Starsearcher80 wrote: Awwww Tim, did you miss the rally from the $18.00 level? Too bad.   As for timing, yes, this is what I do.  I hope you get over yourself and your chronic sour grapes.

TimMcCracken wrote:
Starsearcher80 wrote: No Tim, I'm not.  I shorted just as Corona was becoming an issue.  Made some good money on paper on that, but the market is currently rallying on silly things like the Iowa Caucus screwup, Trump's State of the Union, Trump not getting removed, and Nancy throwing a hissy-fit.  So the quick paper gains on the 700 point drop are now moot, and ever-so-slightly offside right now.  I still think the whole market has lost its collective mind.  Corona is getting worse, not better, and it's going to show up in the numbers going forward.  I really haven't decided how long to hold the downside market bet.

So lets see.  I'm off about 1% right now.  WEED is off about 8.5% since I sold.  I'm doing just fine Tim.  Just fine thank you.  ;)

TimMcCracken wrote:
Starsearcher80 wrote: The stock is definitely starting to sell off, and it's worth starting to consider how far the drop will be.

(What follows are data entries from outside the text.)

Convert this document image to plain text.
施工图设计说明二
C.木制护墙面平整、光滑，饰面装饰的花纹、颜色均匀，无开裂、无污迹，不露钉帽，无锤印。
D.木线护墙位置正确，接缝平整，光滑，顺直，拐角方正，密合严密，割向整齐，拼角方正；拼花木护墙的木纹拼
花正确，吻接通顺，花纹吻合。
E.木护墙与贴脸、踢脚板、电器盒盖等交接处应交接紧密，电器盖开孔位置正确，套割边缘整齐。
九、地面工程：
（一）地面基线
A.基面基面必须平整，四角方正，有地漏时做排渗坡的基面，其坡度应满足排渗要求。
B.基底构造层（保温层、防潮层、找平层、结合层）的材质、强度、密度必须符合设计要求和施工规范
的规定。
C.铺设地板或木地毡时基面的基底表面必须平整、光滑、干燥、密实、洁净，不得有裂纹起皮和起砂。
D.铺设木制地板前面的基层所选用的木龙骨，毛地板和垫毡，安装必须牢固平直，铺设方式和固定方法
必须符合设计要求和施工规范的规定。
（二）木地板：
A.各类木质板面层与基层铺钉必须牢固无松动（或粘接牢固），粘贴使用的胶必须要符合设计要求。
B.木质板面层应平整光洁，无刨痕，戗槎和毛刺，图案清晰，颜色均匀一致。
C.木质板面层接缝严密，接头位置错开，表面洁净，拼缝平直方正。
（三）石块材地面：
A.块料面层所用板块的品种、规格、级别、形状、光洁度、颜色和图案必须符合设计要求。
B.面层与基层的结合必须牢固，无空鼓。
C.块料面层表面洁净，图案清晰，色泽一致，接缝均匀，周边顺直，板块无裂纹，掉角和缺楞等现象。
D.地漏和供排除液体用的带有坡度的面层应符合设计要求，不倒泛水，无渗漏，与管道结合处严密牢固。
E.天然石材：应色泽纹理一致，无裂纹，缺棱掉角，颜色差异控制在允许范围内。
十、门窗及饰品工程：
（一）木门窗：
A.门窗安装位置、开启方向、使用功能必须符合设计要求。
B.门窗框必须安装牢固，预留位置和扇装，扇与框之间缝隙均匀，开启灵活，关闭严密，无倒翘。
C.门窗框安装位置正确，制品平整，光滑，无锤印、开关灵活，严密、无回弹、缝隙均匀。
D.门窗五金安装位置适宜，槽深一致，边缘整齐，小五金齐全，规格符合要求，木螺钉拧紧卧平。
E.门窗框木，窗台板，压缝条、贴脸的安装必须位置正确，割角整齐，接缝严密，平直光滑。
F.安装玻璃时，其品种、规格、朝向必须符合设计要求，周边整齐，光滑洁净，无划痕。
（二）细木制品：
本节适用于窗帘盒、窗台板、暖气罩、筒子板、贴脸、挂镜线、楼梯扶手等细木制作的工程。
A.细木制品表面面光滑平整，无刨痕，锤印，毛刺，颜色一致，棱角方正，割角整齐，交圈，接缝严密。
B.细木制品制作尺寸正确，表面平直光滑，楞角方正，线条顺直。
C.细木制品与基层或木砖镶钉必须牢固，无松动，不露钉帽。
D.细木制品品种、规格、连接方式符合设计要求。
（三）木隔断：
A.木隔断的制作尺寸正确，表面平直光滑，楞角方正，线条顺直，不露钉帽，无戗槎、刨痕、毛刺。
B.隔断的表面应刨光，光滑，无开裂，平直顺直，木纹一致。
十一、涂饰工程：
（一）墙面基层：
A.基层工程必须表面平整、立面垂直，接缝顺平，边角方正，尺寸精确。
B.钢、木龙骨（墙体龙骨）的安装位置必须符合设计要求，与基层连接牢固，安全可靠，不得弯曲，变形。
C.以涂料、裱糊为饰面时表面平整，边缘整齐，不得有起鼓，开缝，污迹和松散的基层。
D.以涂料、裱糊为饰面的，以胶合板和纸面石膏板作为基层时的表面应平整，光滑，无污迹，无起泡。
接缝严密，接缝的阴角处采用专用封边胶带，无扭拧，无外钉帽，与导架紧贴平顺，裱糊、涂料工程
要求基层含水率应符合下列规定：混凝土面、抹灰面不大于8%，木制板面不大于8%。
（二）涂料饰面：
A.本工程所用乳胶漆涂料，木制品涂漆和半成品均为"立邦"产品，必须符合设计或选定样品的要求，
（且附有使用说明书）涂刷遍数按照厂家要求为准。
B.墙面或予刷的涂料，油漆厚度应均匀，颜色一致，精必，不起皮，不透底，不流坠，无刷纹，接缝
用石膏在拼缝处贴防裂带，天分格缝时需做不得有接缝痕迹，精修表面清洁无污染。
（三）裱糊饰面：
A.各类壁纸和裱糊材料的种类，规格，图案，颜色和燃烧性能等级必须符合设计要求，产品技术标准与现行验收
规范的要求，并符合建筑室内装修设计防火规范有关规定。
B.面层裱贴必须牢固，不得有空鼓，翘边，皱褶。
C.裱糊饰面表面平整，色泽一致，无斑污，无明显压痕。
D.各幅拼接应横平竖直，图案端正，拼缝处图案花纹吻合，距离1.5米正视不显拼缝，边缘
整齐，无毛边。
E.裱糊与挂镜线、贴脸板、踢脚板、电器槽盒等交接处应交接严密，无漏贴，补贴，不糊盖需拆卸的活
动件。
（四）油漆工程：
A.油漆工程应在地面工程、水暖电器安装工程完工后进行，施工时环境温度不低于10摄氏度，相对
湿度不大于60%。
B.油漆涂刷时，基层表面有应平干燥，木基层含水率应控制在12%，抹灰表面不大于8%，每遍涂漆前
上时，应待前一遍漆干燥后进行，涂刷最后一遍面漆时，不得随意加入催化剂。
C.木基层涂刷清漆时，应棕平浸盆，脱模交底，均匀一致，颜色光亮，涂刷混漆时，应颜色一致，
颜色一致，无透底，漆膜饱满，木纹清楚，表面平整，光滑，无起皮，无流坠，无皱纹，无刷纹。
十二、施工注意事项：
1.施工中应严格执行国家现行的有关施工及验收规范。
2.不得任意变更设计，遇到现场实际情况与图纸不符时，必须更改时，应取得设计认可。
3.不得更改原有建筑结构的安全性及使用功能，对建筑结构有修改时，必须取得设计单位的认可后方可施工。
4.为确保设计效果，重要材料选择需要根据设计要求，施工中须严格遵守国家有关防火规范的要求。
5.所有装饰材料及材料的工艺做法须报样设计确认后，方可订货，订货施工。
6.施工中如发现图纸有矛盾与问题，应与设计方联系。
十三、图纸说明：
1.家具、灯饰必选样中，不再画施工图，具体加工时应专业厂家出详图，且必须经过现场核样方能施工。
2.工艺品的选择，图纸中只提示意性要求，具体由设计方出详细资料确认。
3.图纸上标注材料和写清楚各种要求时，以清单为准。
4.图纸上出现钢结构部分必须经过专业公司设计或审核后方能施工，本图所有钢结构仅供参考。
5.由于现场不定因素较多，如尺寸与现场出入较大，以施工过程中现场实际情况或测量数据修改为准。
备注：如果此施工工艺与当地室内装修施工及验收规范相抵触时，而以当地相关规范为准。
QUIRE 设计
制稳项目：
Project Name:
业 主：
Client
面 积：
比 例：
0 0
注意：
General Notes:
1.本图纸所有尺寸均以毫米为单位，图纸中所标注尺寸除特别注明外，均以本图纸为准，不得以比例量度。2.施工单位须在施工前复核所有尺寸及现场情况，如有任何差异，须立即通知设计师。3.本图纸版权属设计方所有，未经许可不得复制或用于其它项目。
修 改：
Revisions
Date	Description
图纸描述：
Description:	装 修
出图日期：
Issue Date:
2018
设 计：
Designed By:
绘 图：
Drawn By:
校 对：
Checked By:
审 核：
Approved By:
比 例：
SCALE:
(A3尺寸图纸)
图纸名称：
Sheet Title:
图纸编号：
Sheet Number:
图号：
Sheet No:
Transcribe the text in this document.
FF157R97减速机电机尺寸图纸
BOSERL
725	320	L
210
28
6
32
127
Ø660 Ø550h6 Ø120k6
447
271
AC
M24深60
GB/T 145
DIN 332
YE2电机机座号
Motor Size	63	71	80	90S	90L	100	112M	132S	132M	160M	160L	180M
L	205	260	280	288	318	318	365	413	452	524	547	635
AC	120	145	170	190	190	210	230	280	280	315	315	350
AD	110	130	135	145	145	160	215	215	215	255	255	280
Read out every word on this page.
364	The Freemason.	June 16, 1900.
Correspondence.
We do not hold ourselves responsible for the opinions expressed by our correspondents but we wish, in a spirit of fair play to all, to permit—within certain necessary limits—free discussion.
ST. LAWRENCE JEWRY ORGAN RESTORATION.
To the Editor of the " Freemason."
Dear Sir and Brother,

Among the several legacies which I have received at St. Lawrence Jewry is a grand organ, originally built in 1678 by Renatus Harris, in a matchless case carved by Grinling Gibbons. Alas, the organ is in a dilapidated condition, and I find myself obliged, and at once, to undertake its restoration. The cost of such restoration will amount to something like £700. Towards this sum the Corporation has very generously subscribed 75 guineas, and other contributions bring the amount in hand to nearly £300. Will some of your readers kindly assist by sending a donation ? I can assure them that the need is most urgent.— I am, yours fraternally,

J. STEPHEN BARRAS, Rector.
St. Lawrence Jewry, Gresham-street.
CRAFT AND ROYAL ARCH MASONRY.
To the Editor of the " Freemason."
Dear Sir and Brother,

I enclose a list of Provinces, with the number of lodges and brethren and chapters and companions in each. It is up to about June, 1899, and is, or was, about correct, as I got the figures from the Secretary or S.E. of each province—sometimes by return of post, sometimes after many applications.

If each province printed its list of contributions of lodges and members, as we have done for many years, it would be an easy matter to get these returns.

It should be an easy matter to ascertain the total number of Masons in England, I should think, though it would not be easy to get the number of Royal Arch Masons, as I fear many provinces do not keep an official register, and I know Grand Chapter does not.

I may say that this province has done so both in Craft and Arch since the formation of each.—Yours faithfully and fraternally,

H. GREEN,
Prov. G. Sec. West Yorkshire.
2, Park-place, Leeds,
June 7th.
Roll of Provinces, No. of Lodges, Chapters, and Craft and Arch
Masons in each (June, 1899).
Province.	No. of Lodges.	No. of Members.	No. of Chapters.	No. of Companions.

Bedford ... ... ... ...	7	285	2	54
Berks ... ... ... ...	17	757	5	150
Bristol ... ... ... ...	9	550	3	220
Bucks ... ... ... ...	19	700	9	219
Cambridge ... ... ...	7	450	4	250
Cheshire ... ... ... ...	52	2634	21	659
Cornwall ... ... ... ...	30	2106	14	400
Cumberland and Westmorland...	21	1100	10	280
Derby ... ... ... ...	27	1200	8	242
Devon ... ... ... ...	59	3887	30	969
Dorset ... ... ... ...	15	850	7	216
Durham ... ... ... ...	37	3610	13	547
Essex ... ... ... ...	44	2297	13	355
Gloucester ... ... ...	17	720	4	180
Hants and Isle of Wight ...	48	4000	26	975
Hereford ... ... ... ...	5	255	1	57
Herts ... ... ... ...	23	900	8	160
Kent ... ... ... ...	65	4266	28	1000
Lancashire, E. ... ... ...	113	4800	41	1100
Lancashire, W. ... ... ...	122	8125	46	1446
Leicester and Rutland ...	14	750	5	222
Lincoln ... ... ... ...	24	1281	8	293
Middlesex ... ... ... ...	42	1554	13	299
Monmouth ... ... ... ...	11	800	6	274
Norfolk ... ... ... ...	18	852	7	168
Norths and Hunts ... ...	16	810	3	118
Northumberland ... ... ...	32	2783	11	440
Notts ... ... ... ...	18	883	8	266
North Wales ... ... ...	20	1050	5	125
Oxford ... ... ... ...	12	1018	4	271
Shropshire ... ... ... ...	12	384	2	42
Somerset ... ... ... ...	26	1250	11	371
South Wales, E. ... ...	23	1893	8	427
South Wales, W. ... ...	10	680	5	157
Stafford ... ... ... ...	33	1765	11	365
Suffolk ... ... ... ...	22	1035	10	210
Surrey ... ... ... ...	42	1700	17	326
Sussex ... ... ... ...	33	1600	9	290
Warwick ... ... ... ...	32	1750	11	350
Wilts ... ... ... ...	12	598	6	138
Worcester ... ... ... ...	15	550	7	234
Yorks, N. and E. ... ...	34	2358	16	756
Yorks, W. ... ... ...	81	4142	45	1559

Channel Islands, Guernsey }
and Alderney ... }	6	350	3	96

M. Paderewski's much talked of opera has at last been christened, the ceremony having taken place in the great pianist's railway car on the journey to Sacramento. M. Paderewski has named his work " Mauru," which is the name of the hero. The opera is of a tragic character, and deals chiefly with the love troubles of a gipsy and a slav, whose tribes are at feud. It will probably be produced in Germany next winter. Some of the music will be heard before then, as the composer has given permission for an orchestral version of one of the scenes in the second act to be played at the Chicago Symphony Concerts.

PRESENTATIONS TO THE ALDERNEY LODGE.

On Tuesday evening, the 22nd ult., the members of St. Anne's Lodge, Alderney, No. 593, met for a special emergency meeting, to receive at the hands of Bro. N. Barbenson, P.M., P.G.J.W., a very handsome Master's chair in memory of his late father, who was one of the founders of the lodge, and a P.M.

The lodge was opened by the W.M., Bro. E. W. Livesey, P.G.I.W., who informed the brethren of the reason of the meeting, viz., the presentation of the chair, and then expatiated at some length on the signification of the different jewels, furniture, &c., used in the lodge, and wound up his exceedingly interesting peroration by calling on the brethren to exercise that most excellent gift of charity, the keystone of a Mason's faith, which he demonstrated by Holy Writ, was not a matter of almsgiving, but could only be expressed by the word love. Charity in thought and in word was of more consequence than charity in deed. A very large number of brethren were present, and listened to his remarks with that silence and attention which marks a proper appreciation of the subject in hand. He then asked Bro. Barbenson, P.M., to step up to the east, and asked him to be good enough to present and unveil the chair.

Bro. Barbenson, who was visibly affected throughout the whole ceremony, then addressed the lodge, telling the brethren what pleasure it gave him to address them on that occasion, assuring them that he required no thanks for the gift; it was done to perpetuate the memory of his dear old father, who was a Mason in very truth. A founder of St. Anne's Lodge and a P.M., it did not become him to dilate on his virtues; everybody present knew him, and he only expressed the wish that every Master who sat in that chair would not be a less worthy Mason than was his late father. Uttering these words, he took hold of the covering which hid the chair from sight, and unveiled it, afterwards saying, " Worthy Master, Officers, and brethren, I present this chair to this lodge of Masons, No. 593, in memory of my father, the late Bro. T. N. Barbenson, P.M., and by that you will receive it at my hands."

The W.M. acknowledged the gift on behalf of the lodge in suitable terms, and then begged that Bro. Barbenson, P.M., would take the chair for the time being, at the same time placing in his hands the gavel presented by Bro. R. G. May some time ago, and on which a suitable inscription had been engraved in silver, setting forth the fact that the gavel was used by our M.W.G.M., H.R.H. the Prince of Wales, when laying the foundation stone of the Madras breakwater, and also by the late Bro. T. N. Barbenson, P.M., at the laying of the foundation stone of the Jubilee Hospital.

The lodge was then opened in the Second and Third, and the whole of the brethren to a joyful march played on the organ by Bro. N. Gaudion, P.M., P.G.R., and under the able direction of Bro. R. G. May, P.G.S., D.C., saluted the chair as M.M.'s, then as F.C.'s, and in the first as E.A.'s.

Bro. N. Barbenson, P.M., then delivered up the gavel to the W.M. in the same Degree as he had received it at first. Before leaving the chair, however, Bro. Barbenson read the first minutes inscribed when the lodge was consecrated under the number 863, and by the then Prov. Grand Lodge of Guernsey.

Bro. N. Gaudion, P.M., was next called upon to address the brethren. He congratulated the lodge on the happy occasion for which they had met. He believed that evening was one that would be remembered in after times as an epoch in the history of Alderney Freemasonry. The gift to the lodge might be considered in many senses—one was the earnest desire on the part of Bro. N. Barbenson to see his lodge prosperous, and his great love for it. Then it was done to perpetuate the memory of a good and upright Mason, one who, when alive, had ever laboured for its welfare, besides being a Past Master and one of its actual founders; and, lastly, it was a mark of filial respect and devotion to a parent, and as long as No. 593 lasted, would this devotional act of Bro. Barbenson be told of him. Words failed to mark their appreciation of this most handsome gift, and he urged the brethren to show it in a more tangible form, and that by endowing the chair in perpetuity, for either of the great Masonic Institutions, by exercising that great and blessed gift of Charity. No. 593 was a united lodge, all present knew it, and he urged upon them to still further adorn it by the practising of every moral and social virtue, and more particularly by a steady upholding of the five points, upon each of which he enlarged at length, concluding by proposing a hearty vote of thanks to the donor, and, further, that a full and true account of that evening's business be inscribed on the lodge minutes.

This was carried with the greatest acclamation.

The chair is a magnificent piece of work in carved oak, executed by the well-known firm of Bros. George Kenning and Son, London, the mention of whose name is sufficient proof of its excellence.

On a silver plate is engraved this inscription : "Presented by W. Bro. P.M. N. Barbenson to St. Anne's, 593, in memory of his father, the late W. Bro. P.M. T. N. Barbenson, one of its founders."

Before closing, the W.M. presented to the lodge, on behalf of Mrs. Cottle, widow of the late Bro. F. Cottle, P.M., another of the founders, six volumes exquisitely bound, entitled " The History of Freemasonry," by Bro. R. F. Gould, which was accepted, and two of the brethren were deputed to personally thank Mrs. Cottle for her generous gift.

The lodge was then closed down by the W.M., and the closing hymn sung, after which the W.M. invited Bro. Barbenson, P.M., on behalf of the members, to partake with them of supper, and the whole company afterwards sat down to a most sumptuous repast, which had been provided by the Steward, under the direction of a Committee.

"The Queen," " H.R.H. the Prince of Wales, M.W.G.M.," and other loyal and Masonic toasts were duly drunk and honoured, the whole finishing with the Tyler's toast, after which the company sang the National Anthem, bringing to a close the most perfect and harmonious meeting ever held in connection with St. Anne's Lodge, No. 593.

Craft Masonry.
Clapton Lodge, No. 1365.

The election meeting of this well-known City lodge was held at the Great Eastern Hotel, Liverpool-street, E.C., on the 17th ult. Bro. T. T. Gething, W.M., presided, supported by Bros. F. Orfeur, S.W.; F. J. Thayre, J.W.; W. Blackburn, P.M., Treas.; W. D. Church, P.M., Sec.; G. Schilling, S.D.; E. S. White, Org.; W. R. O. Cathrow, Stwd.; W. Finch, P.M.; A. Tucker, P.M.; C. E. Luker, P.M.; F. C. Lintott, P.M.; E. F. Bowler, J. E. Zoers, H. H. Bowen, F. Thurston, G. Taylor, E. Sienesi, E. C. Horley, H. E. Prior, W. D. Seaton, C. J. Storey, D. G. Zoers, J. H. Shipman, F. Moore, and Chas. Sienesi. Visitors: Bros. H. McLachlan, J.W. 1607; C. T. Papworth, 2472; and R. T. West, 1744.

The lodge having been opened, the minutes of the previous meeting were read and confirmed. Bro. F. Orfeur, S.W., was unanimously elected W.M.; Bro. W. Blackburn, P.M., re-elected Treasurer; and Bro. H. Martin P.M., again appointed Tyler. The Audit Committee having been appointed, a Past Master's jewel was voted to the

There is some support around the $27.00 level, and the next support after that is at $24.00  I think there's a strong possibility the first level $27.00 will be challenged.  The $24.00 level I would be suprised at this point.  Note that these comments are PRE-quarterly movements of the stock.  With the quarterly being such a wildcard, and the red flags that are there, all bets are off at that point as to where the stock will go.  The market may be in the  early stages of the process factoring in that downside risk now.


Are you the guy that went short the S&P 500 with double leverage on Friday afternoon at the lows? The S&P is up +3.54% since and thanks to your double leverage you are currently down -7.08%


 




Oh good for you. It is absolutely "stunning" how you always time the market perfectly. 

Your headline reading is silly, is it at all possible the market is going up based on earnings? With some of the major S&P components posting blockbuster beats and impressive YoY earnings growth? Or is that just crazy to think the market would increase based on that.

 

$AAPL, $MSFT, $AMZN, $GOOGL, $JPM, $V, $FB, $MA to name a few. 

Lucky for macro minded market longs the ten largest companies in the S&P 500 make up 24% and if you include the top 20 that's 34%. This means these big names have the ability to move the S&P higher on their own. 

Analyst have S&P estimates at $180 which is about 18.33 forward times earnings.

Last time your macro worries had you double leveraged short was in the fall of 2017 when S&P hit 2500. 

$180 in earnings means Fall 2017 S&P was bought for 13.88 times earnings. Excellent for longs.

With a rate cut expected this year, I see no reason for these companies to continue to outperform.

Any pull back and I am a buyer. My advice to you is to ignore the headlines and focus on the actual company. In the long run you will be better off.